I have two questions!

(1)

if $\displaystyle M$ is a subring of $\displaystyle N$, where $\displaystyle N$ has unity (let's call it $\displaystyle 1_N$), and say $\displaystyle 1_M$ is the unity of $\displaystyle M$. Now, I have shown that it is NOT necessarily true that $\displaystyle 1_M = 1_N$

Then if $\displaystyle M$ and $\displaystyle N$ are both fields (every element is a unit) then I'm trying to show that it is necessarily true that $\displaystyle 1_M = 1_N$.

I am thinking you just take any $\displaystyle m \in M$, then $\displaystyle m*m^{-1} = 1_M$, but since $\displaystyle m \in N$ as well, $\displaystyle m*m^{-1} = 1_N$. Is that legitimate reasoning? I'm not confident with my answer for some reason.

(2) Let $\displaystyle m,n \in R$ for a commutative ring $\displaystyle R$.

Suppose that $\displaystyle mn$ is a zero divisor in $\displaystyle R$. Prove that either $\displaystyle m$ or $\displaystyle n$ is a zero divisor.

So, Well, first what I did was use the defn of zero divisor (z.d.)
If $\displaystyle mn \neq 0$ is a z.d. then $\displaystyle \exists x \in R$ such that $\displaystyle x \neq 0$ and $\displaystyle mn(x) = 0$

Then, just by associativity, $\displaystyle m(nx) = 0$ so, well, can we assume that $\displaystyle nx \neq 0$ and $\displaystyle m \neq 0$? Cause we'd be done - $\displaystyle m$ is a z.d. ! By commutativity, just switch $\displaystyle m$ and $\displaystyle n$ and then we're done.

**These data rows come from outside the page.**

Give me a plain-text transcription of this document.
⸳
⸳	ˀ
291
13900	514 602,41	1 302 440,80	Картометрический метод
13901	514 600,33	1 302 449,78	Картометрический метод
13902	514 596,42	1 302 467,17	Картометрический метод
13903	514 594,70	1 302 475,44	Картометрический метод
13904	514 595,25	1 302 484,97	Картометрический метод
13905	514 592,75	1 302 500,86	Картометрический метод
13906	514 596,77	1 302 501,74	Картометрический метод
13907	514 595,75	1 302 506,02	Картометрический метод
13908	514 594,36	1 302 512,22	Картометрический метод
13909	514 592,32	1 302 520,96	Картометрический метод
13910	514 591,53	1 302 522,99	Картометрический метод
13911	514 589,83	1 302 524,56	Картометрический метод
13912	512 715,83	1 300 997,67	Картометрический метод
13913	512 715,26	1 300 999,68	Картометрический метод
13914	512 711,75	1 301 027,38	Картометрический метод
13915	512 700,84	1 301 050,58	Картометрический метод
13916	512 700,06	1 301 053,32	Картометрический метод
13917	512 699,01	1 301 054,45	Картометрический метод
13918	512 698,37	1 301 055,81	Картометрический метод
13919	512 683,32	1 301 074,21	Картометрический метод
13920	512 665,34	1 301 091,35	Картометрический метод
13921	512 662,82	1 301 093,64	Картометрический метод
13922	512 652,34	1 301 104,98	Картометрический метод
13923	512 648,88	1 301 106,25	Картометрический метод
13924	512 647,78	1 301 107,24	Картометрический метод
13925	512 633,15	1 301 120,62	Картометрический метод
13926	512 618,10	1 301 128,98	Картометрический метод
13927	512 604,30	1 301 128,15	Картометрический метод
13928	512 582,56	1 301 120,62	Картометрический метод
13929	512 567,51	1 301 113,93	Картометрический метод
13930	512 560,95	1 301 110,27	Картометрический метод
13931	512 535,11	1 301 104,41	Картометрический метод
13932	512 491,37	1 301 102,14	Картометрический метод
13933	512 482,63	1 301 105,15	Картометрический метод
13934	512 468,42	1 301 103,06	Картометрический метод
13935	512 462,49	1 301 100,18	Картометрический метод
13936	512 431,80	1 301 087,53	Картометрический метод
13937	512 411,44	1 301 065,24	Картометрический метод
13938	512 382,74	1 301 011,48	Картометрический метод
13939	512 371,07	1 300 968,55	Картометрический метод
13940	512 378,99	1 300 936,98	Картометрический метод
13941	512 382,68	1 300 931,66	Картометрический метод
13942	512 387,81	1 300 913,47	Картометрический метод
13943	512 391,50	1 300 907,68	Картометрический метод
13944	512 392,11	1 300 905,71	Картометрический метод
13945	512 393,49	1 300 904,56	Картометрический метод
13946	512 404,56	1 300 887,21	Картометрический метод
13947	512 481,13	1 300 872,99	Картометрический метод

Any help appreciated! Thanks!!
• Jan 20th 2011, 01:41 PM
roninpro
Your proof for (1) looks okay. You just need to emphasize that inverses are unique.

You have a good idea for (2). To clean it up, you should note that neither $\displaystyle m$ nor $\displaystyle n$ should be zero, or else $\displaystyle mn$ is zero, which is not what we want. Then, you are correct in taking nonzero $\displaystyle x$ so that $\displaystyle mnx=0$ and $\displaystyle m(nx)=0$. So if $\displaystyle nx\ne 0$, then you are done, since $\displaystyle m$ will satisfy the zero divisor definition. But what happens if $\displaystyle nx=0$?
• Jan 21st 2011, 04:38 AM
topspin1617
I'd just like to point out that (1) is actually true whenever the rings are integral domains.

In the ring $\displaystyle M$, of course $\displaystyle 1_M\cdot 1_M=1_M$. Also, since $\displaystyle 1_M\in N$ and $\displaystyle 1_N$ is the multiplicative identity of $\displaystyle N$, we get $\displaystyle 1_M\cdot 1_N=1_M$.

Put these equalities together to get $\displaystyle 1_M\cdot 1_M=1_M\cdot 1_N$. Then, since we are in an integral domain, we can "cancel" the $\displaystyle 1_M$ from both sides to conclude $\displaystyle 1_M=1_N$.